The boat was carrying dozens of young people from Senegal, Gambia, Mali, and Guinea, all driven by the dream of reaching Europe via one of the world’s most dangerous migration routes: the Atlantic Ocean.
In Dakar, Mamadou Mignane Diouf, coordinator of the Senegalese Social Forum and the Migration, Freedom of Movement, and Right to Asylum Platform, called on regional and international authorities to immediately launch extensive search operations for the missing boat and its passengers.

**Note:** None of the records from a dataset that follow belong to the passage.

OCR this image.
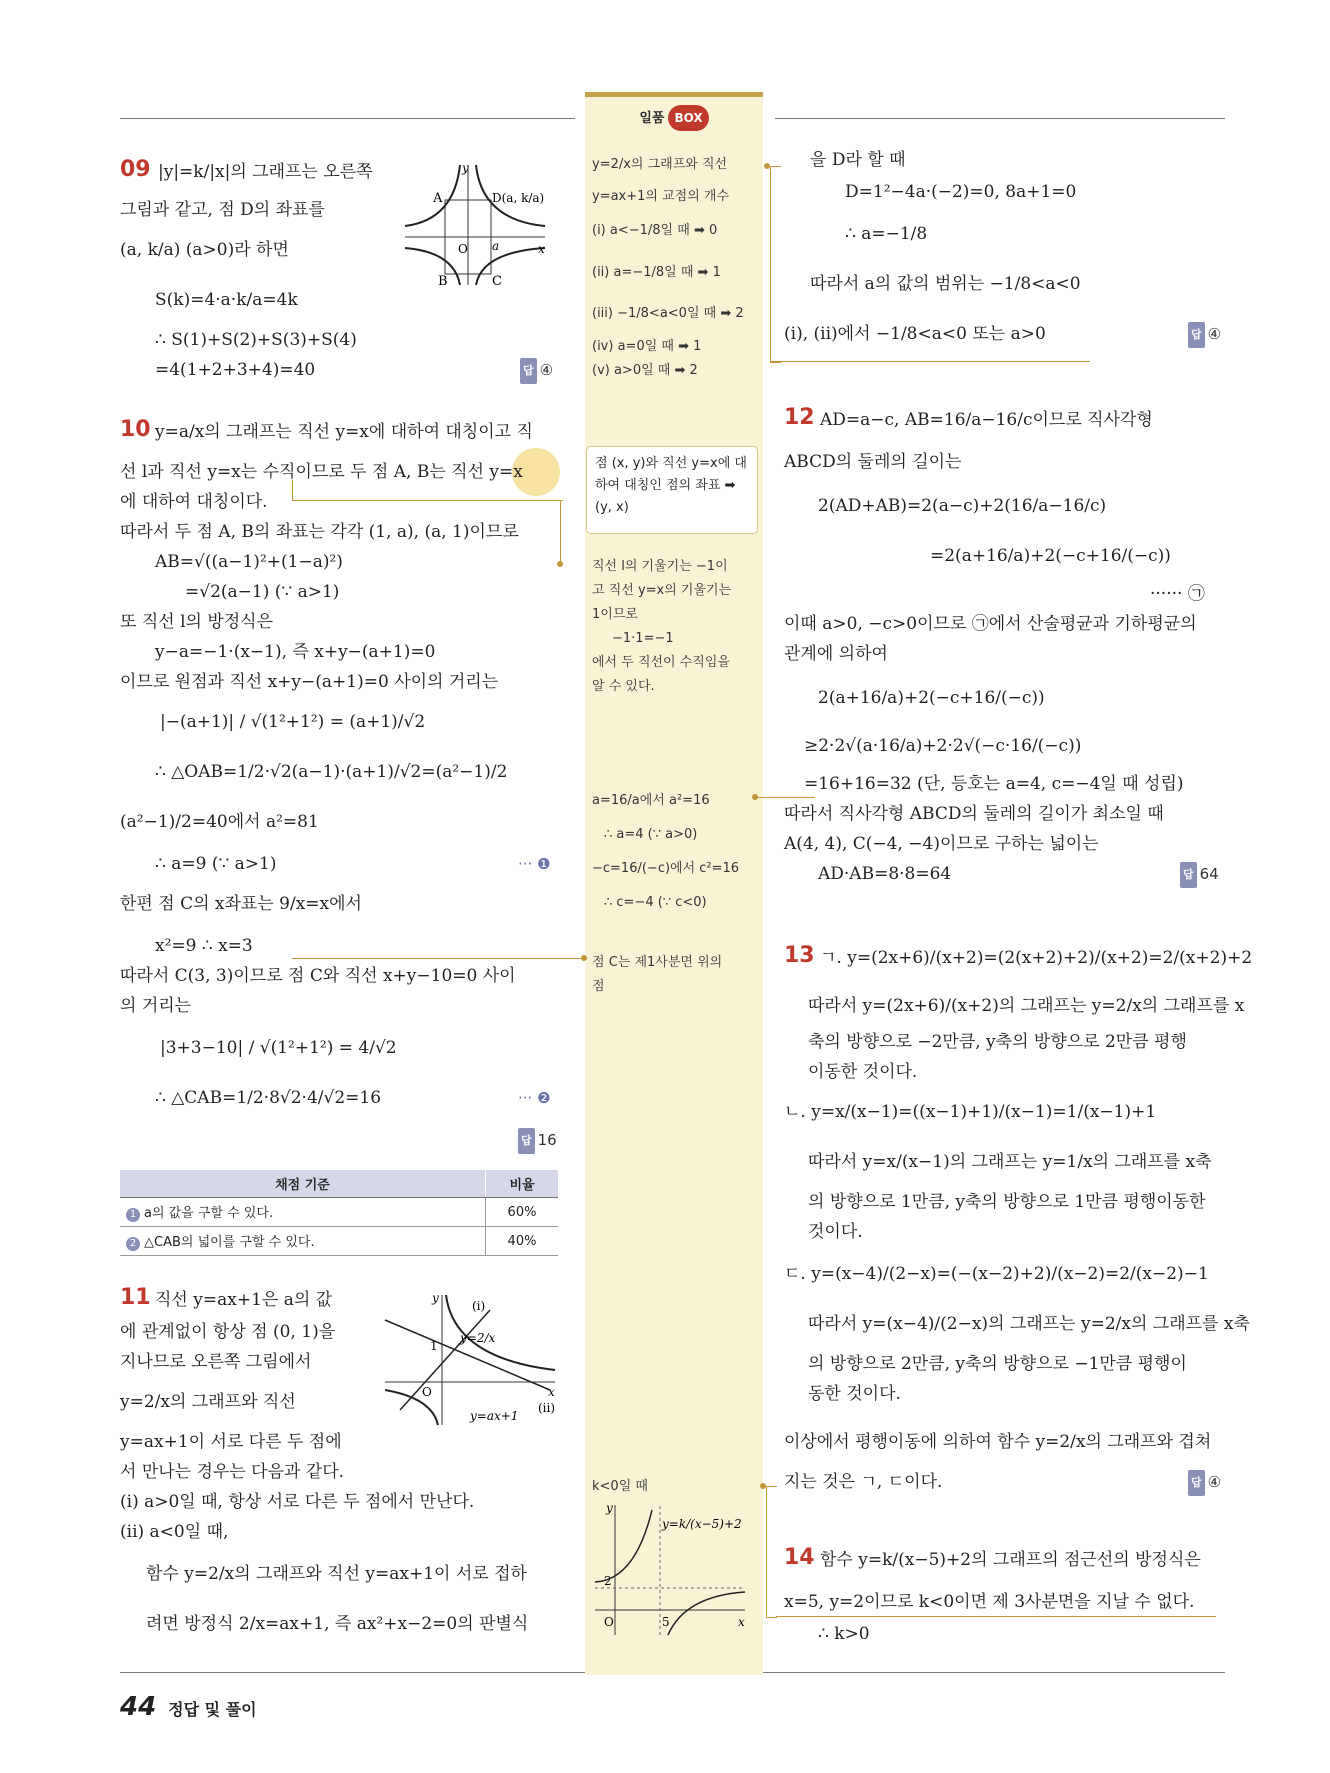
일품 BOX
y=2/x의 그래프와 직선
y=ax+1의 교점의 개수
(i) a<−1/8일 때 ➡ 0
(ii) a=−1/8일 때 ➡ 1
(iii) −1/8<a<0일 때 ➡ 2
(iv) a=0일 때 ➡ 1
(v) a>0일 때 ➡ 2
점 (x, y)와 직선 y=x에 대하여 대칭인 점의 좌표 ➡ (y, x)
직선 l의 기울기는 −1이
고 직선 y=x의 기울기는
1이므로
−1·1=−1
에서 두 직선이 수직임을
알 수 있다.
a=16/a에서 a²=16
∴ a=4 (∵ a>0)
−c=16/(−c)에서 c²=16
∴ c=−4 (∵ c<0)
점 C는 제1사분면 위의
점
k<0일 때
y
x
O
2
5
y=k/(x−5)+2
09 |y|=k/|x|의 그래프는 오른쪽
그림과 같고, 점 D의 좌표를
(a, k/a) (a>0)라 하면
S(k)=4·a·k/a=4k
∴ S(1)+S(2)+S(3)+S(4)
=4(1+2+3+4)=40	답 ④
y
x
O a
A
B	C
D(a, k/a)
10 y=a/x의 그래프는 직선 y=x에 대하여 대칭이고 직
선 l과 직선 y=x는 수직이므로 두 점 A, B는 직선 y=x
에 대하여 대칭이다.
따라서 두 점 A, B의 좌표는 각각 (1, a), (a, 1)이므로
AB=√((a−1)²+(1−a)²)
=√2(a−1) (∵ a>1)
또 직선 l의 방정식은
y−a=−1·(x−1), 즉 x+y−(a+1)=0
이므로 원점과 직선 x+y−(a+1)=0 사이의 거리는
|−(a+1)| / √(1²+1²) = (a+1)/√2
∴ △OAB=1/2·√2(a−1)·(a+1)/√2=(a²−1)/2
(a²−1)/2=40에서 a²=81
∴ a=9 (∵ a>1)	··· ❶
한편 점 C의 x좌표는 9/x=x에서
x²=9 ∴ x=3
따라서 C(3, 3)이므로 점 C와 직선 x+y−10=0 사이
의 거리는
|3+3−10| / √(1²+1²) = 4/√2
∴ △CAB=1/2·8√2·4/√2=16	··· ❷
답 16
채점 기준	비율
1 a의 값을 구할 수 있다.	60%
2 △CAB의 넓이를 구할 수 있다.	40%
11 직선 y=ax+1은 a의 값
에 관계없이 항상 점 (0, 1)을
지나므로 오른쪽 그림에서
y=2/x의 그래프와 직선
y=ax+1이 서로 다른 두 점에
서 만나는 경우는 다음과 같다.
(i) a>0일 때, 항상 서로 다른 두 점에서 만난다.
(ii) a<0일 때,
함수 y=2/x의 그래프와 직선 y=ax+1이 서로 접하
려면 방정식 2/x=ax+1, 즉 ax²+x−2=0의 판별식
y
x
O
1
(i)
(ii)
y=2/x
y=ax+1
을 D라 할 때
D=1²−4a·(−2)=0, 8a+1=0
∴ a=−1/8
따라서 a의 값의 범위는 −1/8<a<0
(i), (ii)에서 −1/8<a<0 또는 a>0	답 ④
12 AD=a−c, AB=16/a−16/c이므로 직사각형
ABCD의 둘레의 길이는
2(AD+AB)=2(a−c)+2(16/a−16/c)
=2(a+16/a)+2(−c+16/(−c))
······ ㉠
이때 a>0, −c>0이므로 ㉠에서 산술평균과 기하평균의
관계에 의하여
2(a+16/a)+2(−c+16/(−c))
≥2·2√(a·16/a)+2·2√(−c·16/(−c))
=16+16=32 (단, 등호는 a=4, c=−4일 때 성립)
따라서 직사각형 ABCD의 둘레의 길이가 최소일 때
A(4, 4), C(−4, −4)이므로 구하는 넓이는
AD·AB=8·8=64	답 64
13 ㄱ. y=(2x+6)/(x+2)=(2(x+2)+2)/(x+2)=2/(x+2)+2
따라서 y=(2x+6)/(x+2)의 그래프는 y=2/x의 그래프를 x
축의 방향으로 −2만큼, y축의 방향으로 2만큼 평행
이동한 것이다.
ㄴ. y=x/(x−1)=((x−1)+1)/(x−1)=1/(x−1)+1
따라서 y=x/(x−1)의 그래프는 y=1/x의 그래프를 x축
의 방향으로 1만큼, y축의 방향으로 1만큼 평행이동한
것이다.
ㄷ. y=(x−4)/(2−x)=(−(x−2)+2)/(x−2)=2/(x−2)−1
따라서 y=(x−4)/(2−x)의 그래프는 y=2/x의 그래프를 x축
의 방향으로 2만큼, y축의 방향으로 −1만큼 평행이
동한 것이다.
이상에서 평행이동에 의하여 함수 y=2/x의 그래프와 겹쳐
지는 것은 ㄱ, ㄷ이다.	답 ④
14 함수 y=k/(x−5)+2의 그래프의 점근선의 방정식은
x=5, y=2이므로 k<0이면 제 3사분면을 지날 수 없다.
∴ k>0
44 정답 및 풀이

He noted that such journeys usually take no more than seven to ten days, adding that the availability of radars, aircraft, and ships in the region raises troubling questions about why the boat was not detected or its occupants rescued in time.
According to RFI, tighter security surveillance around Dakar has pushed human smuggling networks to move departure points further south, toward Gambia and the Saloum Islands, lengthening journeys and increasing the risk of boats getting lost at sea or sinking in the open Atlantic.
For his part, Sallio Diouf, president of the Senegalese migrant rights organization “Boza Fi,” placed much of the blame on strict security policies, criticizing what he described as the absence of humanitarian search-and-rescue resources in the Atlantic. He argued that existing surveillance systems are used to deter migrants rather than to save lives.
This tragedy comes amid an unprecedented rise in irregular migration attempts along the Canary Islands route, one of the deadliest paths toward Europe, with thousands of boats attempting the crossing each year from the coasts of West Africa and Morocco. According to the organization Caminando Fronteras, more than 1,900 people lost their lives in 2025 alone.